Radiological Features
General Features
- Location:
- Renal calyces and renal pelvis: Initial sites of stone formation.
- Ureters: Points of physiological narrowing such as the pelviureteric junction (PUJ), mid-ureter over the iliac vessels, and vesicoureteric junction (VUJ) are frequent locations.
- Bladder: Stones can reside here, especially in patients with urinary stasis conditions (e.g., neurogenic bladder, bladder outlet obstruction).
- Size and shape:
- Small calculi: Less than 5mm in size, often pass spontaneously.
- Medium-sized calculi: Between 5-10mm, may require intervention due to lower rates of spontaneous passage.
- Large calculi: Greater than 10mm or “staghorn calculi” (large stones that occupy the entire renal pelvis and calyces), often require surgical intervention.
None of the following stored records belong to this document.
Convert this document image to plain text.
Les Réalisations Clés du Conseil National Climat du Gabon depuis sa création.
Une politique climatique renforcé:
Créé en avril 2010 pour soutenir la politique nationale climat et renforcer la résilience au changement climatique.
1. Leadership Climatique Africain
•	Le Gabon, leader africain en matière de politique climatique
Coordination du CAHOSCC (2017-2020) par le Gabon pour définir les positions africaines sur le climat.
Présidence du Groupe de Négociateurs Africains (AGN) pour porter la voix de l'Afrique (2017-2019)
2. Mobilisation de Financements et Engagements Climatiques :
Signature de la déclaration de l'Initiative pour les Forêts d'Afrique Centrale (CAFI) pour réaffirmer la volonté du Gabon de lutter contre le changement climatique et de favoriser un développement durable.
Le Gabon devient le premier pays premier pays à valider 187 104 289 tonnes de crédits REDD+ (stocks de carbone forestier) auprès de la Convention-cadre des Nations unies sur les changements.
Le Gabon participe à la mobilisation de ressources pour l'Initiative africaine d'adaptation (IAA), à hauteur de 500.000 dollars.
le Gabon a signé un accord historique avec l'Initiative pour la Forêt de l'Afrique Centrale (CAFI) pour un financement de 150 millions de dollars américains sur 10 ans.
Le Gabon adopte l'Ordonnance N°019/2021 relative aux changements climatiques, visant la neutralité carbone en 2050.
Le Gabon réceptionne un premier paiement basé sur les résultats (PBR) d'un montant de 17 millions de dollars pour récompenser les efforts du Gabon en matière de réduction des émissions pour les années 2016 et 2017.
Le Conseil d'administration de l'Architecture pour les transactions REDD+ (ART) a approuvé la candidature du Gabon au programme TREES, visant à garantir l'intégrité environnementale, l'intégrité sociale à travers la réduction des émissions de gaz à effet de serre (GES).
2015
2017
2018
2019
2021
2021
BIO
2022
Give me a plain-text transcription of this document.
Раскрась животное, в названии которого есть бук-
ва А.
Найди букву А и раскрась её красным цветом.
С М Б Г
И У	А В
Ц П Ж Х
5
Staghorn calculi are particularly significant due to their association with infection, sepsis, and renal damage.
- Complications:
- Hydronephrosis: Dilatation of the renal pelvis and calyces, commonly occurs due to obstruction from a stone. Moderate hydronephrosis is typically indicated by a renal pelvis measuring over 10mm in AP diameter, severe hydronephrosis is often when the renal pelvis measures over 20mm.
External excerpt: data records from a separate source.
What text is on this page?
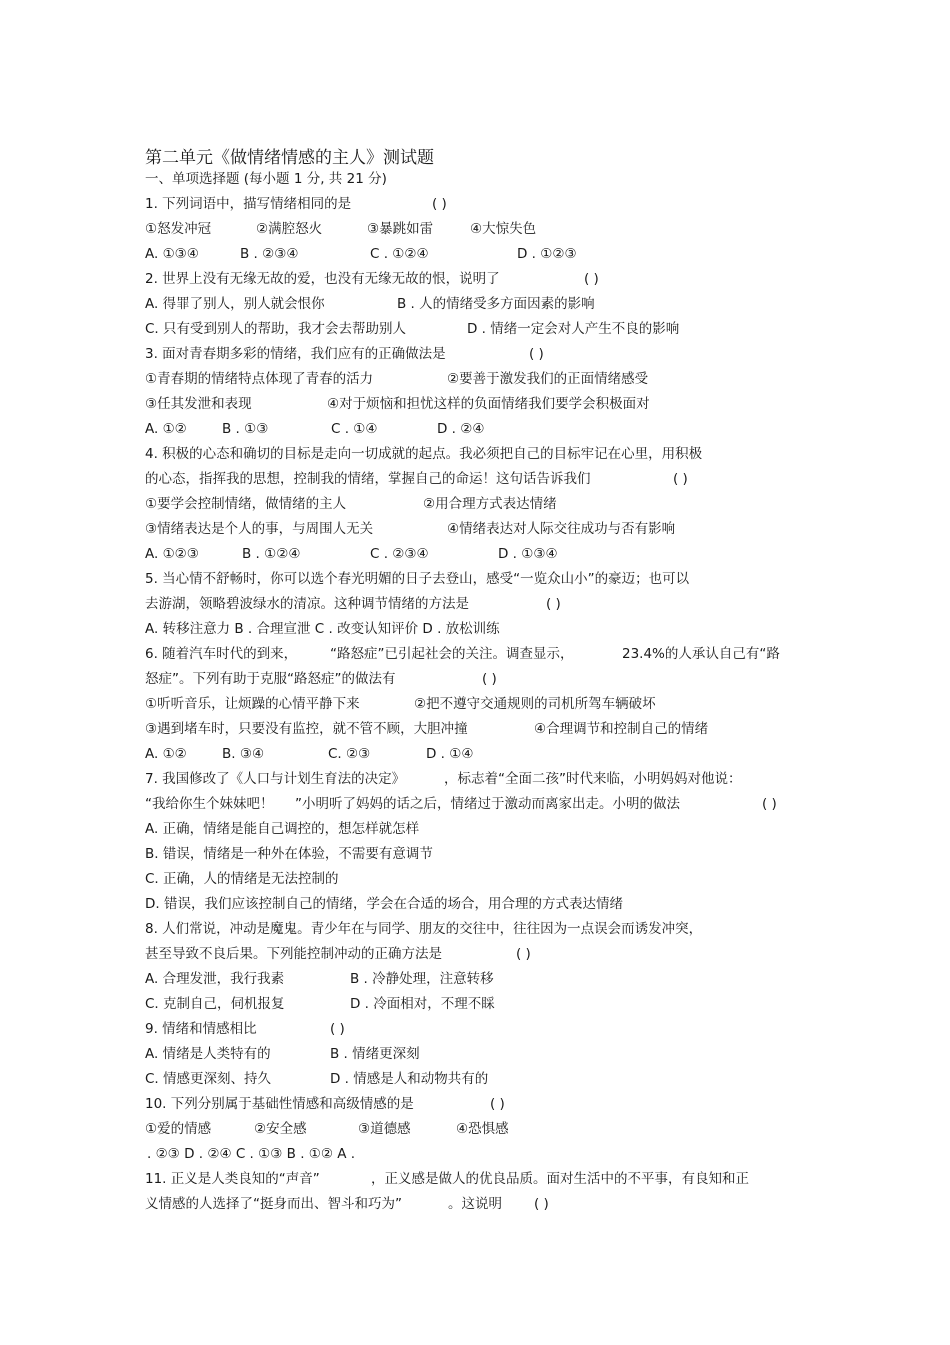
第二单元《做情绪情感的主人》测试题
一、单项选择题 (每小题 1 分, 共 21 分)
1. 下列词语中，描写情绪相同的是	( )
①怒发冲冠	②满腔怒火	③暴跳如雷	④大惊失色
A. ①③④	B . ②③④	C . ①②④	D . ①②③
2. 世界上没有无缘无故的爱，也没有无缘无故的恨，说明了	( )
A. 得罪了别人，别人就会恨你	B . 人的情绪受多方面因素的影响
C. 只有受到别人的帮助，我才会去帮助别人	D . 情绪一定会对人产生不良的影响
3. 面对青春期多彩的情绪，我们应有的正确做法是	( )
①青春期的情绪特点体现了青春的活力	②要善于激发我们的正面情绪感受
③任其发泄和表现	④对于烦恼和担忧这样的负面情绪我们要学会积极面对
A. ①②	B . ①③	C . ①④	D . ②④
4. 积极的心态和确切的目标是走向一切成就的起点。我必须把自己的目标牢记在心里，用积极
的心态，指挥我的思想，控制我的情绪，掌握自己的命运！这句话告诉我们	( )
①要学会控制情绪，做情绪的主人	②用合理方式表达情绪
③情绪表达是个人的事，与周围人无关	④情绪表达对人际交往成功与否有影响
A. ①②③	B . ①②④	C . ②③④	D . ①③④
5. 当心情不舒畅时，你可以选个春光明媚的日子去登山，感受“一览众山小”的豪迈；也可以
去游湖，领略碧波绿水的清凉。这种调节情绪的方法是	( )
A. 转移注意力 B . 合理宣泄 C . 改变认知评价 D . 放松训练
6. 随着汽车时代的到来， “路怒症”已引起社会的关注。调查显示，	23.4%的人承认自己有“路
怒症”。下列有助于克服“路怒症”的做法有	( )
①听听音乐，让烦躁的心情平静下来	②把不遵守交通规则的司机所驾车辆破坏
③遇到堵车时，只要没有监控，就不管不顾，大胆冲撞	④合理调节和控制自己的情绪
A. ①②	B. ③④	C. ②③	D . ①④
7. 我国修改了《人口与计划生育法的决定》	，标志着“全面二孩”时代来临，小明妈妈对他说：
“我给你生个妹妹吧！ ”小明听了妈妈的话之后，情绪过于激动而离家出走。小明的做法	( )
A. 正确，情绪是能自己调控的，想怎样就怎样
B. 错误，情绪是一种外在体验，不需要有意调节
C. 正确，人的情绪是无法控制的
D. 错误，我们应该控制自己的情绪，学会在合适的场合，用合理的方式表达情绪
8. 人们常说，冲动是魔鬼。青少年在与同学、朋友的交往中，往往因为一点误会而诱发冲突，
甚至导致不良后果。下列能控制冲动的正确方法是	( )
A. 合理发泄，我行我素	B . 冷静处理，注意转移
C. 克制自己，伺机报复	D . 冷面相对，不理不睬
9. 情绪和情感相比	( )
A. 情绪是人类特有的	B . 情绪更深刻
C. 情感更深刻、持久	D . 情感是人和动物共有的
10. 下列分别属于基础性情感和高级情感的是	( )
①爱的情感	②安全感	③道德感	④恐惧感
. ②③ D . ②④ C . ①③ B . ①② A .
11. 正义是人类良知的“声音”	，正义感是做人的优良品质。面对生活中的不平事，有良知和正
义情感的人选择了“挺身而出、智斗和巧为”	。这说明 ( )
- Hydroureter: Dilatation of the ureter, also due to obstruction. Typically, an ureteral diameter greater than 7mm is considered abnormal and suggestive of obstruction.
- Signs of infection: Perinephric stranding, abscess formation, or gas within the renal tract on CT should prompt urgent urology referral, as these can indicate urinary tract infection or pyelonephritis, especially in the context of obstruction.
KUB XR
- KUB is often the initial imaging modality due to its availability and low cost.
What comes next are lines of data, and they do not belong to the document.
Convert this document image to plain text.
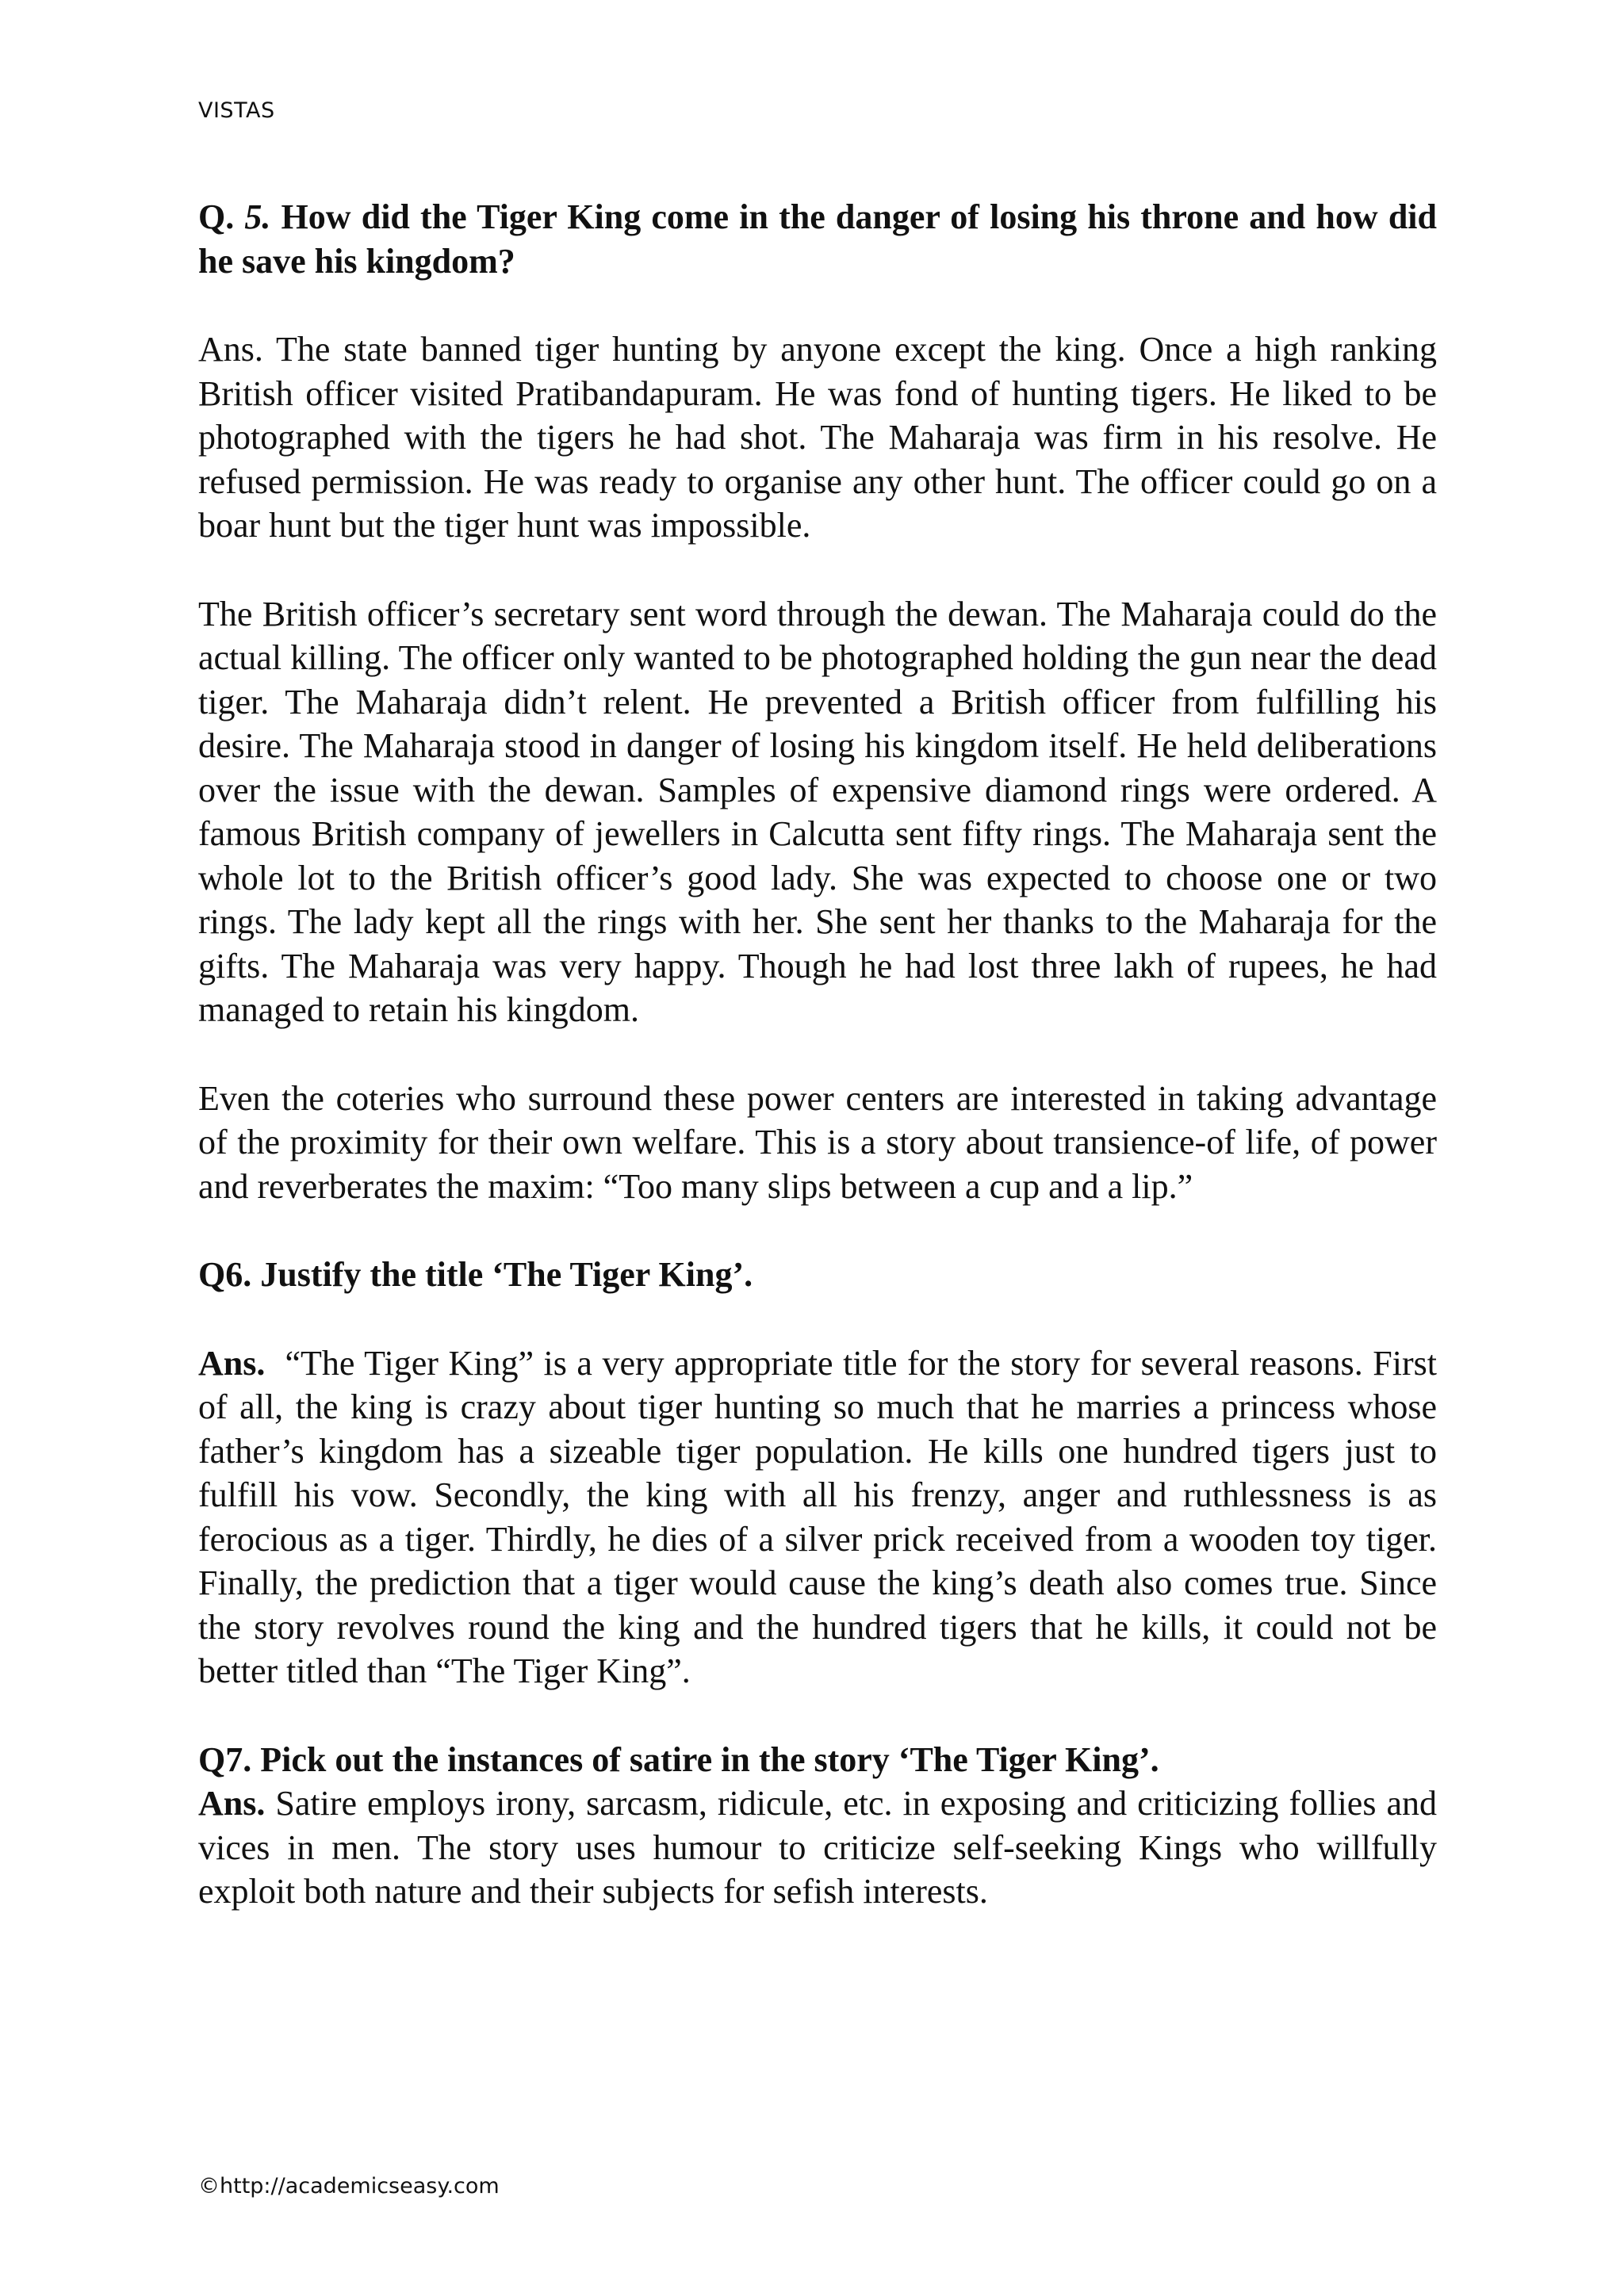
VISTAS

Q. 5. How did the Tiger King come in the danger of losing his throne and how did he save his kingdom?

Ans. The state banned tiger hunting by anyone except the king. Once a high ranking British officer visited Pratibandapuram. He was fond of hunting tigers. He liked to be photographed with the tigers he had shot. The Maharaja was firm in his resolve. He refused permission. He was ready to organise any other hunt. The officer could go on a boar hunt but the tiger hunt was impossible.

The British officer’s secretary sent word through the dewan. The Maharaja could do the actual killing. The officer only wanted to be photographed holding the gun near the dead tiger. The Maharaja didn’t relent. He prevented a British officer from fulfilling his desire. The Maharaja stood in danger of losing his kingdom itself. He held deliberations over the issue with the dewan. Samples of expensive diamond rings were ordered. A famous British company of jewellers in Calcutta sent fifty rings. The Maharaja sent the whole lot to the British officer’s good lady. She was expected to choose one or two rings. The lady kept all the rings with her. She sent her thanks to the Maharaja for the gifts. The Maharaja was very happy. Though he had lost three lakh of rupees, he had managed to retain his kingdom.

Even the coteries who surround these power centers are interested in taking advantage of the proximity for their own welfare. This is a story about transience-of life, of power and reverberates the maxim: “Too many slips between a cup and a lip.”

Q6. Justify the title ‘The Tiger King’.

Ans.  “The Tiger King” is a very appropriate title for the story for several reasons. First of all, the king is crazy about tiger hunting so much that he marries a princess whose father’s kingdom has a sizeable tiger population. He kills one hundred tigers just to fulfill his vow. Secondly, the king with all his frenzy, anger and ruthlessness is as ferocious as a tiger. Thirdly, he dies of a silver prick received from a wooden toy tiger. Finally, the prediction that a tiger would cause the king’s death also comes true. Since the story revolves round the king and the hundred tigers that he kills, it could not be better titled than “The Tiger King”.

Q7. Pick out the instances of satire in the story ‘The Tiger King’.

Ans. Satire employs irony, sarcasm, ridicule, etc. in exposing and criticizing follies and vices in men. The story uses humour to criticize self-seeking Kings who willfully exploit both nature and their subjects for sefish interests.

©http://academicseasy.com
- Approximately 85-90% of urinary tract stones, mainly calcium-based, are visible on plain radiography due to their radiopaque nature.
- Limitations include the inability to detect radiolucent stones (e.g., uric acid and some medication-related stones), and potential masking by bowel gas or bony structures.
US
- May show hydronephrosis and can occasionally detect stones directly, especially if they are large or in the renal pelvis.
- Less sensitive (45-60%) and specific (70-80%) for stone detection compared to CT.
CT
- Non-contrast CT is the gold-standard modality with a sensitivity and specificity approaching 100%.
- Dual-energy CT is an advanced imaging modality that improves stone characterisation by differentiating materials based on their attenuation profiles at two different X-ray energy levels.
IVU
- Intravenous urography less sensitive (77-80%) than NCCT
- IVU can depict radiolucent stones missed on KUB and provides functional information.
MRU
- Magnetic resonance urography, a less commonly used modality, provides excellent visualisation of the urinary tract anatomy without radiation exposure.
- While its sensitivity for stone detection is lower than NCCT, MRU can be a valuable alternative in patients who cannot receive radiation or iodinated contrast.
Differential Diagnosis
- Phleboliths: Venous calcifications often located in the pelvis. They typically have a central lucency on CT and do not cause obstructive symptoms.
Management
Management of urolithiasis depends on the size and location of the stone, as well as the severity of symptoms. For smaller stones (<5mm), conservative management with analgesics and increased fluid intake may be sufficient. Larger stones may require intervention such as extracorporeal shock wave lithotripsy (ESWL), ureteroscopy, or in severe cases, percutaneous nephrolithotomy. Long-term management involves dietary modifications and addressing underlying metabolic abnormalities.